The Cross

 

Ambon Berdarah On-Line
News & Pictures About Ambon/Maluku Tragedy

 

 


 

 

 

Kewarganegaraan Omar Al Faruq


GATRA, Rabu, 02-10-2002 00:00:31

Kewarganegaraan Omar Al Faruq
Kode Rahasia Map Kuning

GATRA.com - LAIKNYA seorang bocah, Al-Ghalia bisa tak peduli pada keruwetan hidup. Bocah berperawakan montok dan bermata belok itu terus saja bermain sambil bernyanyi di halaman rumahnya di Cijeruk, Bogor, Jawa Barat. Di depan wartawan yang menemui ibunya, Ghalia, 2 1/2 tahun, suka bergaya dan minta dipotret. Ia seperti lupa akan ayahnya, Mahmud bin Ahmad Assegaf alias Omar Al-Faruq. "Tapi, tiap menjelang tidur, ia tanya kenapa Abi tidak pulang-pulang," ujar Mira Agustina.

Kini, Mira praktis menjadi orangtua tunggal kedua anaknya. Padahal, perempuan 24 tahun yang bercadar itu tak pandai mencari rezeki, apalagi di bawah tudingan sebagai istri teroris. Setiap hari, ia harus jungkir balik meladeni pemeriksaan polisi, melayani wartawan, berhadapan dengan tetangga yang menjadi sinis, dan mengatur ekonomi dengan simpanan uang yang cekak. Mira ingin didampingi pengacara, tapi tak mampu membayar. "Saya tak punya cukup duit, dan saya tak tahu di mana Abi kini," kata Mira kepada GATRA tentang suaminya. Ia juga sempat menyebut nama Haris sebagai orang yang mungkin bisa menguak tabir suaminya.

Haris bersama Faruq digaruk aparat intelijen, 5 Juni silam. Beruntung, dua hari kemudian ia dilepas. Haris itulah yang dimintai bantuan oleh Faruq untuk mengurus paspor. Kepada Faruq yang dikenalnya sejak Februari 2002, Haris menyatakan bahwa dirinya biasa mengurus paspor di Kantor Imigrasi Bogor. Nah, kebetulan kala itu Faruq berniat mengajak keluarganya ke Malaysia.

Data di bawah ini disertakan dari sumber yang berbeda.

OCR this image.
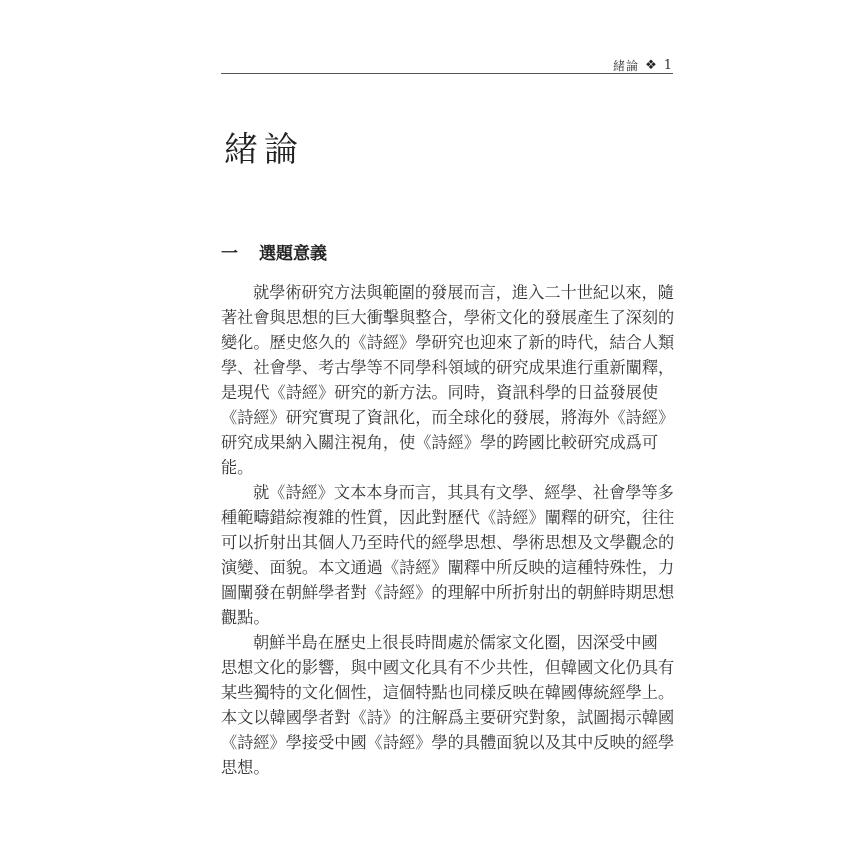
緒論 ❖ 1
緒論
一	選題意義
就學術研究方法與範圍的發展而言，進入二十世紀以來，隨
著社會與思想的巨大衝擊與整合，學術文化的發展產生了深刻的
變化。歷史悠久的《詩經》學研究也迎來了新的時代，結合人類
學、社會學、考古學等不同學科領域的研究成果進行重新闡釋，
是現代《詩經》研究的新方法。同時，資訊科學的日益發展使
《詩經》研究實現了資訊化，而全球化的發展，將海外《詩經》
研究成果納入關注視角，使《詩經》學的跨國比較研究成爲可
能。
就《詩經》文本本身而言，其具有文學、經學、社會學等多
種範疇錯綜複雜的性質，因此對歷代《詩經》闡釋的研究，往往
可以折射出其個人乃至時代的經學思想、學術思想及文學觀念的
演變、面貌。本文通過《詩經》闡釋中所反映的這種特殊性，力
圖闡發在朝鮮學者對《詩經》的理解中所折射出的朝鮮時期思想
觀點。
朝鮮半島在歷史上很長時間處於儒家文化圈，因深受中國
思想文化的影響，與中國文化具有不少共性，但韓國文化仍具有
某些獨特的文化個性，這個特點也同樣反映在韓國傳統經學上。
本文以韓國學者對《詩》的注解爲主要研究對象，試圖揭示韓國
《詩經》學接受中國《詩經》學的具體面貌以及其中反映的經學
思想。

Menurut Mira, sepekan setelah suaminya raib, Haris datang ke rumah. Dia bercerita bahwa Faruq telah ditangkap orang tidak dikenal. Kejadiannya berlangsung di Masjid Raya Bogor, Jalan Pajajaran, sekitar pukul 15.00 WIB. Kala itu, Faruq dan Haris memang berjanji bertemu untuk penyerahan paspor Mira. Ketika asyik berbincang, menurut Mira, tiba-tiba 10 orang mengepung mereka. Haris dan Faruq segera diringkus dan dimasukkan ke dalam mobil yang terpisah, dengan mata ditutup kain.

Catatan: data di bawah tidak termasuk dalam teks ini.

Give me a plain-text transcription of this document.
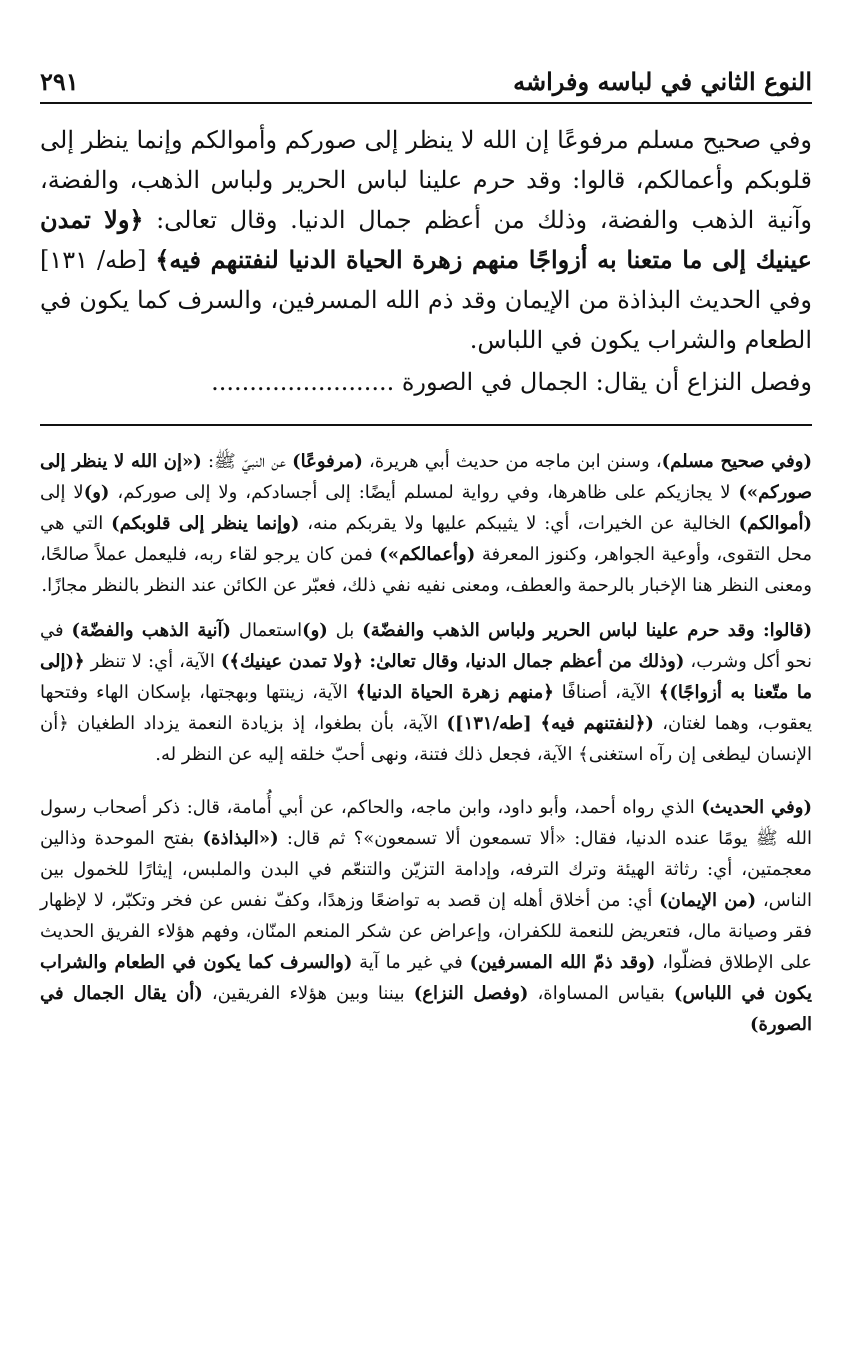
النوع الثاني في لباسه وفراشه
٢٩١

وفي صحيح مسلم مرفوعًا إن الله لا ينظر إلى صوركم وأموالكم وإنما ينظر إلى قلوبكم وأعمالكم، قالوا: وقد حرم علينا لباس الحرير ولباس الذهب، والفضة، وآنية الذهب والفضة، وذلك من أعظم جمال الدنيا. وقال تعالى: ﴿ولا تمدن عينيك إلى ما متعنا به أزواجًا منهم زهرة الحياة الدنيا لنفتنهم فيه﴾ [طه/ ١٣١] وفي الحديث البذاذة من الإيمان وقد ذم الله المسرفين، والسرف كما يكون في الطعام والشراب يكون في اللباس.

وفصل النزاع أن يقال: الجمال في الصورة ........................

(وفي صحيح مسلم)، وسنن ابن ماجه من حديث أبي هريرة، (مرفوعًا) عن النبيّ ﷺ: («إن الله لا ينظر إلى صوركم») لا يجازيكم على ظاهرها، وفي رواية لمسلم أيضًا: إلى أجسادكم، ولا إلى صوركم، (و)لا إلى (أموالكم) الخالية عن الخيرات، أي: لا يثيبكم عليها ولا يقربكم منه، (وإنما ينظر إلى قلوبكم) التي هي محل التقوى، وأوعية الجواهر، وكنوز المعرفة (وأعمالكم») فمن كان يرجو لقاء ربه، فليعمل عملاً صالحًا، ومعنى النظر هنا الإخبار بالرحمة والعطف، ومعنى نفيه نفي ذلك، فعبّر عن الكائن عند النظر بالنظر مجازًا.

(قالوا: وقد حرم علينا لباس الحرير ولباس الذهب والفضّة) بل (و)استعمال (آنية الذهب والفضّة) في نحو أكل وشرب، (وذلك من أعظم جمال الدنيا، وقال تعالىٰ: ﴿ولا تمدن عينيك﴾) الآية، أي: لا تنظر ﴿(إلى ما متّعنا به أزواجًا)﴾ الآية، أصنافًا ﴿منهم زهرة الحياة الدنيا﴾ الآية، زينتها وبهجتها، بإسكان الهاء وفتحها يعقوب، وهما لغتان، (﴿لنفتنهم فيه﴾ [طه/١٣١]) الآية، بأن بطغوا، إذ بزيادة النعمة يزداد الطغيان ﴿أن الإنسان ليطغى إن رآه استغنى﴾ الآية، فجعل ذلك فتنة، ونهى أحبّ خلقه إليه عن النظر له.

(وفي الحديث) الذي رواه أحمد، وأبو داود، وابن ماجه، والحاكم، عن أبي أُمامة، قال: ذكر أصحاب رسول الله ﷺ يومًا عنده الدنيا، فقال: «ألا تسمعون ألا تسمعون»؟ ثم قال: («البذاذة) بفتح الموحدة وذالين معجمتين، أي: رثاثة الهيئة وترك الترفه، وإدامة التزيّن والتنعّم في البدن والملبس، إيثارًا للخمول بين الناس، (من الإيمان) أي: من أخلاق أهله إن قصد به تواضعًا وزهدًا، وكفّ نفس عن فخر وتكبّر، لا لإظهار فقر وصيانة مال، فتعريض للنعمة للكفران، وإعراض عن شكر المنعم المنّان، وفهم هؤلاء الفريق الحديث على الإطلاق فضلّوا، (وقد ذمّ الله المسرفين) في غير ما آية (والسرف كما يكون في الطعام والشراب يكون في اللباس) بقياس المساواة، (وفصل النزاع) بيننا وبين هؤلاء الفريقين، (أن يقال الجمال في الصورة)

Haris mengaku dibawa ke alamat yang sama dengan Faruq ke wilayah Jakarta. Keduanya disekap dalam sebuah bangunan yang mirip rumah tinggal keluarga. Setelah diperiksa, dua hari kemudian Haris dibebaskan. Rupanya, Faruq menjamin, Haris tak terlibat. Haris dilepas di daerah Kampung Rambutan, Jakarta Timur, dan diberi uang jalan Rp 20.000. Sedangkan Al-Faruq hari itu juga langsung dideportasi ke Malaysia.

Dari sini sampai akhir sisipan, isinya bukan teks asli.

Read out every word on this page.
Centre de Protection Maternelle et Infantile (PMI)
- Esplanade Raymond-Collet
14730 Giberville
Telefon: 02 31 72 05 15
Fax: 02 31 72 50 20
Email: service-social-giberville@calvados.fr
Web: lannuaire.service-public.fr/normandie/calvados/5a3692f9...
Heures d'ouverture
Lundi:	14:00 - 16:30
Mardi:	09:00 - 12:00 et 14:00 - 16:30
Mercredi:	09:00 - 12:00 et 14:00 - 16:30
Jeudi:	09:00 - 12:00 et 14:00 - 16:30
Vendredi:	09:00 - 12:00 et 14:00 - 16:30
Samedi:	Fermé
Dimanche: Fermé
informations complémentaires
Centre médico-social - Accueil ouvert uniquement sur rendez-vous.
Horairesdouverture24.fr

Penjelasan Haris ini belum memuaskan Mira. Beberapa kali ia mengontak telepon genggam Haris, tapi tak ada penjelasan lebih jauh. Bahkan, belakangan ia tak mau menerima telepon lagi. "Terakhir, dia mengatakan bahwa tak usah menghubunginya lagi, karena dia juga dalam tekanan dan terus dipantau orang-orang yang pernah menangkapnya," kata Mira.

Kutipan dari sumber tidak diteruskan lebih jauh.